Kukla brings out Henry’s eloquence of speech at various points throughout the book, whether addressing the issues of his day or addressing his opponents as they took challenge to what he would say. That eloquence shaped a man who was passionate about liberty and freedom, helping to spark the independence movement in this country beyond mere tavern talk. This thoroughly researched book is well worth reading, especially given Henry’s moderation and relative “maverick” spirit in comparison to much of our modern politics.


Monday, January 15, 2018

The Hunger (Alma Katsu)

The doomed Donner Party mixed with elements from The Walking Dead -- what could go wrong? Be sure you don't have a fresh manicure as you're reading Alma Katsu's The Hunger because you're sure not to have any nails left by the end.

Most readers will already know the horrible story of the ill-fated Donner Party, so I won't rehash it here. Katsu's characters include those people that are historically accurate, as well as a few fictional characters to flesh her story out. The Donners' dreams of going West are dashed as they must survive brutal weather and diminishing rations. Before long, things begin to happen that are unexplained, and their party has an uneasy feeling that they are being stalked. But by whom? And how will this contribute to what is known as one of the most horrific episodes in American history?

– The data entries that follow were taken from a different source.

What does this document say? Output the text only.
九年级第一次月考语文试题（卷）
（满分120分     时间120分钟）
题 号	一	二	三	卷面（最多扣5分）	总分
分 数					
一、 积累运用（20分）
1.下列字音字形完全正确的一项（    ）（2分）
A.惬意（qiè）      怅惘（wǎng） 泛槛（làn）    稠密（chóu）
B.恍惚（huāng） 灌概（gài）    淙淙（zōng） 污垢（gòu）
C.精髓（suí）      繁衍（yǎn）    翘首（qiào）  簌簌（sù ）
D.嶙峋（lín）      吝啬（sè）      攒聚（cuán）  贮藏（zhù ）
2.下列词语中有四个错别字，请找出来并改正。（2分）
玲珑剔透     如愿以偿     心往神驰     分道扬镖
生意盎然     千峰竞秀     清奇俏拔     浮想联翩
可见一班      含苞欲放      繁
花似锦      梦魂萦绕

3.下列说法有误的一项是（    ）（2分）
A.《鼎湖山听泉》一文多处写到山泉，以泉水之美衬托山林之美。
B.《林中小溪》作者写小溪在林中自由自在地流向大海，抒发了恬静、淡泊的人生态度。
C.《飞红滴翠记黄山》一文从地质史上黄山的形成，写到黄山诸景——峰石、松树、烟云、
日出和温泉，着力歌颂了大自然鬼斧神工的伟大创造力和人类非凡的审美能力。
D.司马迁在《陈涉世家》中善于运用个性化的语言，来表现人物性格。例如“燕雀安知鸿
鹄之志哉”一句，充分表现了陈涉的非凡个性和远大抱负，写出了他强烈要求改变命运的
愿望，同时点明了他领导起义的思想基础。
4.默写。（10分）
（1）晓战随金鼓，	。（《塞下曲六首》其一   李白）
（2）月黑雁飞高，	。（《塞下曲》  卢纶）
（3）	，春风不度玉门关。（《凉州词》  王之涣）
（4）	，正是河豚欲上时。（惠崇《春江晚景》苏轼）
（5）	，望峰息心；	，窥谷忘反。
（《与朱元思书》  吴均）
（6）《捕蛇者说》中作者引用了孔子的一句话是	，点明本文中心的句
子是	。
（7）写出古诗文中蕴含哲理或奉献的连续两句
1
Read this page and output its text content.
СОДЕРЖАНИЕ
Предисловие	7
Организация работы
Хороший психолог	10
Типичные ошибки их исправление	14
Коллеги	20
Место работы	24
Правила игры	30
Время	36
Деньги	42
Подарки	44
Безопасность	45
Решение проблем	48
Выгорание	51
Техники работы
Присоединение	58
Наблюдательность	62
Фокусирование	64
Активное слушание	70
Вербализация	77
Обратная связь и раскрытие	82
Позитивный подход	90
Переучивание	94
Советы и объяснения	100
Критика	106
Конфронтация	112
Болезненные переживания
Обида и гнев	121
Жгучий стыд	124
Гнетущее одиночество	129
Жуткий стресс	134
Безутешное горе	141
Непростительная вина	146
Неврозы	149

Katsu builds almost unbearable suspense, and it is almost made worse by the fact that as readers, we know at least part of what is going to happen. The middle of The Hunger was a little slow for me, but once things started to happen, I raced through each page to get to the ending, which included one terrible event after another. A truly original read!


Thursday, January 4, 2018

Bunk (Kevin Young)

In Bunk: The Rise of Hoaxes, Humbug, Phonies, Plagiarists, Post-Facts, and Fake News, author Kevin Young dives headfirst into the rich tradition of American fascination with everything fake. Covering 200 years of history, from Barnum to Trump, Dolezal to The Bearded Lady, forged works to forged “reality”,  Young’s thoughtful, candid research into the history of carnival-barking phonies and fraudsters is a fascinating read.

Not getting into too much detail, Bunk provides a candid timeline of the weaving of race, class, gender, and occasional criminality of several case examples.  Given our current environment in politics, news, and entertainment, Young delivers a reminder that America’s “been here, done that” many times before when it comes to putting show before substance, hype above honesty, and chicanery in front of correctness.

Young’s perspective and African American roots are woven effectively for context at key moments throughout the book and provide additional sources of perspective for students of history and of current events. I found myself captivated, yet shaking my head at the number of examples throughout history where we the people have truly been duped by sensationalism and outright fraudsters. My only wish is for Young to have crafted some sort of argument for us to get out of our sucker mentality; however, there’s enough history there for us to be able to realize that it may ultimately be on all of us to be more effective filters of “bunk” in the future.